Friday, May 04, 2012

Dingy London

As a counterbalance to the recent string of long posts, a short one today, quoting Dickens on London, which, in Our Mutual Friend is presented with more dinginess and dirt than in any other of his novels:
It was a foggy day in London, and the fog was heavy an dark. Animate London, with smarting eyes and irritated lungs, was blinking, wheezing, and choking; inanimate London was a sooty spectre, divided in purpose between being visible and invisible, and so being wholly neither. Gaslights flared in the shops with a haggard and unblest air, as knowing themselves to be night-creatures that had no business abroad under the sun; while the sun itself, when it was for a few moments dimly indicated through circling eddies of fog, showed as if it had gone out and were collapsing flat and cold. Even in the surrounding country it was a foggy day, but there the fog was great, whereas in London it was, at about the boundary line, dark yellow, and a little within it brown, then browner, and then browner, until at the heart of the City--which call Saint Mary Axe, it was rusty-black. From any point of the high ridge of land northward, it might have been discerned that the loftiest buildings made an occasional struggle to get their heads above the foggy sea, and especially that the great dome of Saint Paul's seemed to die hard; but this was not perceivable in the streets at their feet, where the whole metropolis was a heap of vapour charged with muffled sound of wheels, and enfolding a gigantic catarrh.

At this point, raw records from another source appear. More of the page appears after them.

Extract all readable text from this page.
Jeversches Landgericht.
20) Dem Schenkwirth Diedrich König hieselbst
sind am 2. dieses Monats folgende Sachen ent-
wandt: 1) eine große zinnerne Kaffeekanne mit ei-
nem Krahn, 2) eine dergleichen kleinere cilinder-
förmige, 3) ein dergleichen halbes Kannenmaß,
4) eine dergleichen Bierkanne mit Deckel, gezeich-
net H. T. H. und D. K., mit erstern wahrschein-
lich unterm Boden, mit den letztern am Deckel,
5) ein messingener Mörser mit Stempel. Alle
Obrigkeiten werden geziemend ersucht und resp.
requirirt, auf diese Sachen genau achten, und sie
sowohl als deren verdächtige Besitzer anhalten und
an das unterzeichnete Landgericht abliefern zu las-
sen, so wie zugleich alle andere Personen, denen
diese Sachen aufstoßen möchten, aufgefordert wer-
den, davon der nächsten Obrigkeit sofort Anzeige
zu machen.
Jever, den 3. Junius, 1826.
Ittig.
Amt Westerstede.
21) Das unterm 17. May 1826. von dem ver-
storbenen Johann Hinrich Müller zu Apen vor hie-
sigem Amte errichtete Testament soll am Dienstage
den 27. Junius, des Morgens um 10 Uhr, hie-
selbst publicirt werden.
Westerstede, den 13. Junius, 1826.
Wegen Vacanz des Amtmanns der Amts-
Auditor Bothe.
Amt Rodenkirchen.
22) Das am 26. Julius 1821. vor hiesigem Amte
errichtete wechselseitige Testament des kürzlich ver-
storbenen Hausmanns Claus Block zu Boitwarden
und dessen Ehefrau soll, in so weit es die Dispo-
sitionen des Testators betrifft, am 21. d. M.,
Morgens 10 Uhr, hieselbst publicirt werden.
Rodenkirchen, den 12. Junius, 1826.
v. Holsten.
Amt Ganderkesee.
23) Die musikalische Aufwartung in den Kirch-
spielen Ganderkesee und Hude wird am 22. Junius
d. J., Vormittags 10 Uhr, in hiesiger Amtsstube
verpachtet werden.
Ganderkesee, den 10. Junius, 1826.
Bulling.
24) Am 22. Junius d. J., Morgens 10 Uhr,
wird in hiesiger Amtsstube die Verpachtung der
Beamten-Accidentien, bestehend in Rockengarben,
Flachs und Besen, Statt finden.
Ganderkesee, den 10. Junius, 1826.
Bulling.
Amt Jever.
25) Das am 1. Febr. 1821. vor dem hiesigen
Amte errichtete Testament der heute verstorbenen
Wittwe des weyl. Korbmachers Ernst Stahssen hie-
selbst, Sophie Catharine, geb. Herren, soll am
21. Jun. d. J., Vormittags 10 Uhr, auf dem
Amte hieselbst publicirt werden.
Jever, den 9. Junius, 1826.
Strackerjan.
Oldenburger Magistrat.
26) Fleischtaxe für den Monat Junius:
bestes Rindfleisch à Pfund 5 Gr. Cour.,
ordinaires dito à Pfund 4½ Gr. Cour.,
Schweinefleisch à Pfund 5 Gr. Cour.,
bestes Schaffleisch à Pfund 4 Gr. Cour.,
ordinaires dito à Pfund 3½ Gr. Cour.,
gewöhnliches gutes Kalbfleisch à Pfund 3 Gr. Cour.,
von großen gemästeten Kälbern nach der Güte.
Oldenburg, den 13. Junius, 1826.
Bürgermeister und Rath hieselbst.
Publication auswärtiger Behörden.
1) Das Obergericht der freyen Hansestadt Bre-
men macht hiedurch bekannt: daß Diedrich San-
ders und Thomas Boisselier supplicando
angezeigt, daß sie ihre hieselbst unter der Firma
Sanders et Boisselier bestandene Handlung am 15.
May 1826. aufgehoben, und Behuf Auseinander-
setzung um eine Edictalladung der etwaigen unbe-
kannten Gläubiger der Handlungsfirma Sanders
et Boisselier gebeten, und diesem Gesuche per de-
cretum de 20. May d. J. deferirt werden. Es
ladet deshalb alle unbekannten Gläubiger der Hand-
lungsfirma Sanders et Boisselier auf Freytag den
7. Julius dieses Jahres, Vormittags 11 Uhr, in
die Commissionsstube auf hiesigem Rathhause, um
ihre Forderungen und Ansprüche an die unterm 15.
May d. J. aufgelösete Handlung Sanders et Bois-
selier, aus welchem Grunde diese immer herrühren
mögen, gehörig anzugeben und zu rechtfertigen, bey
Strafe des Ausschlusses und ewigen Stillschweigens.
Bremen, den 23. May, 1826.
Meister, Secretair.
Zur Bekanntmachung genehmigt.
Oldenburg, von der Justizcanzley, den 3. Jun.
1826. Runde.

This one is, if anything, even more depressing:
A grey dusty withered evening in London city has not a hopeful aspect. The closed warehouses and offices have an air of death about them, and the national dread of colour has an air of mourning. The towers and steeples of the many house-encompassed churches, dark and dingy as the sky that seems descending on them, are no relief to the general gloom; a sun dial on a church wall has the look, in its useless black shade, of having failed in its business enterprise and stopped payment for ever; melancholy waifs and strays of housekeepers and porters sweep melancholy waifs and strays of papers and pins into the kennels, and other more melancholy waifs and strays explore them, searching and stooping and poking for anything to sell. The set of humanity outward from the City is a set of prisoners departing from gaol and dismal Newgate seems quite as fit a stronghold for the mighty Lord Mayor as his own state dwelling On such evening when the city grit gets into the hair
We can only hope that London presents such a welcoming face when the Olympics crawls in to strangle it this summer!